La densité de diagnostics publiés donne la mesure du parc concerné par les étiquettes les plus dégradées, et les données de Villepinte le montrent nettement. On relève un rattachement intercommunal à Métropole du Grand Paris, 43 % de maisons individuelles, 6 912 diagnostics publiés par l'ADEME, en zone climatique H1a. Ces valeurs ne décident d'aucun projet à elles seules, mais elles fixent l'ordre de grandeur dans lequel un chiffrage à Villepinte est crédible.
Sur le volet ressources : pour « sortie passoire thermique à Villepinte », un ménage très modeste mobilise jusqu'à 32 000 €, un ménage modeste 24 000 €, un ménage intermédiaire 18 000 € et un ménage aux revenus supérieurs 4 000 € sur l'assiette de 40 000 € HT. À deux classes gagnées, l'assiette redescend à 30 000 € HT et les montants suivent dans la même proportion.
La séquence prime sur la vitesse : la sortie d'une étiquette F ou G occupe un accompagnateur agréé et un groupement RGE durant quatre à huit mois, audit compris à Villepinte. Son positionnement dans le calendrier — après l'audit, avant la mise en service — conditionne la qualité des interfaces entre lots bien plus que le choix de l'entreprise.
La part de propriétaires occupants — 50 % à Villepinte — dessine le volume de projets réellement engageables à court terme sur la sortie d'une étiquette F ou G, soit environ 6 347 logements. Le reste du parc suppose un montage locatif, avec ses propres conditions d'éligibilité.
Structure du parc de Villepinte : 43 % de maisons individuelles, soit environ 5 503 logements sur 12 797 résidences principales. C'est cette proportion qui détermine, pour la sortie d'une étiquette F ou G, le poids réel de le calendrier locatif et la date d'effet du bail dans les projets déposés.
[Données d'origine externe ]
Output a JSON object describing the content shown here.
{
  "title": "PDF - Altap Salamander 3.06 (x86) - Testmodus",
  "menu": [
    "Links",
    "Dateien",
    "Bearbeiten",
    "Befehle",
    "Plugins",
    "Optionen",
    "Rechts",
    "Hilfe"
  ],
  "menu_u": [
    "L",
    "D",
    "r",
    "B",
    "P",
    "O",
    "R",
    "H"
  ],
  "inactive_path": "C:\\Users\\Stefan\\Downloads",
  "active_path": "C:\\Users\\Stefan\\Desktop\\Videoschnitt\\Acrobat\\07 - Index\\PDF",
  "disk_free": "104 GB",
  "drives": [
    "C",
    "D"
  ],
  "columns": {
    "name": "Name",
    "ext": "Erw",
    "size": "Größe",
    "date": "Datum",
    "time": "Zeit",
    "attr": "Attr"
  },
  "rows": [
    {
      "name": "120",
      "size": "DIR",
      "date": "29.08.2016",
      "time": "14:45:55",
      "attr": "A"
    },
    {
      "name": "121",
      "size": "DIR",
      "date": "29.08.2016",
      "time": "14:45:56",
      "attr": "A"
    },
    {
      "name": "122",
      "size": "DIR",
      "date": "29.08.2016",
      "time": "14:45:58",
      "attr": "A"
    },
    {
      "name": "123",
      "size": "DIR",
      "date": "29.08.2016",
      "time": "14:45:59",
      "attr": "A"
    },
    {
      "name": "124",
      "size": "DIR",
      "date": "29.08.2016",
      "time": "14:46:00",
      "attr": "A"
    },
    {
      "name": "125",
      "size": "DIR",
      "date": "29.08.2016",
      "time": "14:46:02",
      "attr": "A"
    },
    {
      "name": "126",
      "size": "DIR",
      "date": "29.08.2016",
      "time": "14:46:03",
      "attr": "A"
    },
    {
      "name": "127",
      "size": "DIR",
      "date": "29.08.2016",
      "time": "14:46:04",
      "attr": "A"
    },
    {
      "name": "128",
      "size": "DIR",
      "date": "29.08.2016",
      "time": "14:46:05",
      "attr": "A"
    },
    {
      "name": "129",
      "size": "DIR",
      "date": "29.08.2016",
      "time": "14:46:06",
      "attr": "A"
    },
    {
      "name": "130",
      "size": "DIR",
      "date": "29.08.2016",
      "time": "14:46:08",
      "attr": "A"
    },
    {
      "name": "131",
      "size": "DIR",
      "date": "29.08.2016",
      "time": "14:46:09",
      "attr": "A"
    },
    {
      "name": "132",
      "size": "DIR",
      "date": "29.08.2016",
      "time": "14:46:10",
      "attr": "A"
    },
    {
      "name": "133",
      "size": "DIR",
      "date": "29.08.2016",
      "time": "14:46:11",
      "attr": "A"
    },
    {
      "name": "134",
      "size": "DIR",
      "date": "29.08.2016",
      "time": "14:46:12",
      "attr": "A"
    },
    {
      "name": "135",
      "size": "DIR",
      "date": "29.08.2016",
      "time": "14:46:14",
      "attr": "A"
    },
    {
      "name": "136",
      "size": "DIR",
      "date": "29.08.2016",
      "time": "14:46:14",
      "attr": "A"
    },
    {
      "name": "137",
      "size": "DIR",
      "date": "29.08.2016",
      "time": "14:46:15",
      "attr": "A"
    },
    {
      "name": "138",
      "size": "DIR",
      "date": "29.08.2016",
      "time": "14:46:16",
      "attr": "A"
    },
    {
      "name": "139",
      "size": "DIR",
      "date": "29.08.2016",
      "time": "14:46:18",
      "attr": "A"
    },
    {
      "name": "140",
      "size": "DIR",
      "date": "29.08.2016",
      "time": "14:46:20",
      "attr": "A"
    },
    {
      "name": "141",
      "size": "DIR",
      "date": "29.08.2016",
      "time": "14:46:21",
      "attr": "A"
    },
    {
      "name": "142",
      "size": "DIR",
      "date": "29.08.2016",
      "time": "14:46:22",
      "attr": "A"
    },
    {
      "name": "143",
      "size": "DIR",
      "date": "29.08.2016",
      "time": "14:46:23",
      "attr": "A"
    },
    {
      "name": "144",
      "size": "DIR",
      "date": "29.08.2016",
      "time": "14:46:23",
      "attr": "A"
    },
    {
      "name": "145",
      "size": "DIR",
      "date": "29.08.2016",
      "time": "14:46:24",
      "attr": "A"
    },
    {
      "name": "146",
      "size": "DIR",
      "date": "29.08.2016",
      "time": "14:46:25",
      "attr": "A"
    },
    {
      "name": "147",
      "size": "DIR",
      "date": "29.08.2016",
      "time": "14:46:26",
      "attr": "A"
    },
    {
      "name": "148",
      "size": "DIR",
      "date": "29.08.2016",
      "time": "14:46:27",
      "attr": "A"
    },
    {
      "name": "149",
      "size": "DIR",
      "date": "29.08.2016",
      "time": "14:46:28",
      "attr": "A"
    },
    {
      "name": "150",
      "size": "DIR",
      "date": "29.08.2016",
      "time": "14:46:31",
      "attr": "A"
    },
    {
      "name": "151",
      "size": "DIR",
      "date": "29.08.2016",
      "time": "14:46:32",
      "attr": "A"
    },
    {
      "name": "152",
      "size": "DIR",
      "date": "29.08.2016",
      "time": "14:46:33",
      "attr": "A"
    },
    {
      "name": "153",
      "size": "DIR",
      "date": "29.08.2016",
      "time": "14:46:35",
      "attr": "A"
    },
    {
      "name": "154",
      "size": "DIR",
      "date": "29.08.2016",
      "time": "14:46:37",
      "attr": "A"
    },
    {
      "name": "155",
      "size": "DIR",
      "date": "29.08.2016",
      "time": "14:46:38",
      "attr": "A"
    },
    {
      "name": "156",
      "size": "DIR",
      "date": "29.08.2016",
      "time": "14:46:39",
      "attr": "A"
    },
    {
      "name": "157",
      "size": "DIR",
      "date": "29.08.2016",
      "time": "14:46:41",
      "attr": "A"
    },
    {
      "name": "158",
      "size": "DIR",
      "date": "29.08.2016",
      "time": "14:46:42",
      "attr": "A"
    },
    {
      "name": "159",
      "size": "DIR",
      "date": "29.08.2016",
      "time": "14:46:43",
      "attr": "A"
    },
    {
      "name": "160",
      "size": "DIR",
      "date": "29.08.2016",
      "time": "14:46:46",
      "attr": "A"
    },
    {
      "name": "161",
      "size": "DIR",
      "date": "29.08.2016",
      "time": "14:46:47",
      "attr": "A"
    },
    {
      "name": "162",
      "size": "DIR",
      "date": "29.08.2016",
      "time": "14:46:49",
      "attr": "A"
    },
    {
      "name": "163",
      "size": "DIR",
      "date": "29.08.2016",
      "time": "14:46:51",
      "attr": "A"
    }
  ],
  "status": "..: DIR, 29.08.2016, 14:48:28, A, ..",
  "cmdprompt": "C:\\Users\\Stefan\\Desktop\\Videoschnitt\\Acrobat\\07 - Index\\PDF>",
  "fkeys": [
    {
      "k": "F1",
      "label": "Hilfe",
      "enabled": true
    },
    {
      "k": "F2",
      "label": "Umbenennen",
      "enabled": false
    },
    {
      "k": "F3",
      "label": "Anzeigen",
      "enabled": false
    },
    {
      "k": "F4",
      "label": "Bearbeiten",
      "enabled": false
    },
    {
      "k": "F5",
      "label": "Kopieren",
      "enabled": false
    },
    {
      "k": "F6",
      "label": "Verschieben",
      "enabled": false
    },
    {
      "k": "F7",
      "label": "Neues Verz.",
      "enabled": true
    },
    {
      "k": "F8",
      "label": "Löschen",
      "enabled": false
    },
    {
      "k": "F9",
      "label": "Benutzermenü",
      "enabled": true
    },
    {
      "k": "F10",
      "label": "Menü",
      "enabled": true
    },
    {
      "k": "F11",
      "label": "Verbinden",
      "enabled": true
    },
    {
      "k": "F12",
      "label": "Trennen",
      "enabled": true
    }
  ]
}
Exigence opposable à Villepinte : l'atteinte d'une étiquette D au minimum. Elle doit figurer sur le devis initial, pas seulement sur la facture. Un dossier de la sortie d'une étiquette F ou G qui en fait l'économie s'expose à un refus de prise en charge, l'aide comme le CEE s'appuyant sur ce critère.
À l'échelle intercommunale, à Villepinte relève de Métropole du Grand Paris. Les permanences France Rénov' de ce périmètre instruisent les demandes portant sur la sortie d'une étiquette F ou G et recensent les aides locales cumulables, qui viennent en déduction du reste à charge calculé plus haut.
Point de vigilance financier à Villepinte : un scénario calé sur une seule classe, insuffisant pour relouer. Une reprise représente 10 à 20 % du poste, soit 381 800 € à 763 600 €, sans nouvelle aide mobilisable — d'où l'intérêt d'un contrôle en cours de chantier plutôt qu'à la réception.
Le gisement de substitution est mesurable : environ 3 212 logements à Villepinte sont encore chauffés au gaz ou au fioul, soit 25 % du parc. Pour la sortie d'une étiquette F ou G, cette proportion détermine le nombre de dossiers où le saut de classes est atteignable sans toucher à la structure du bâti.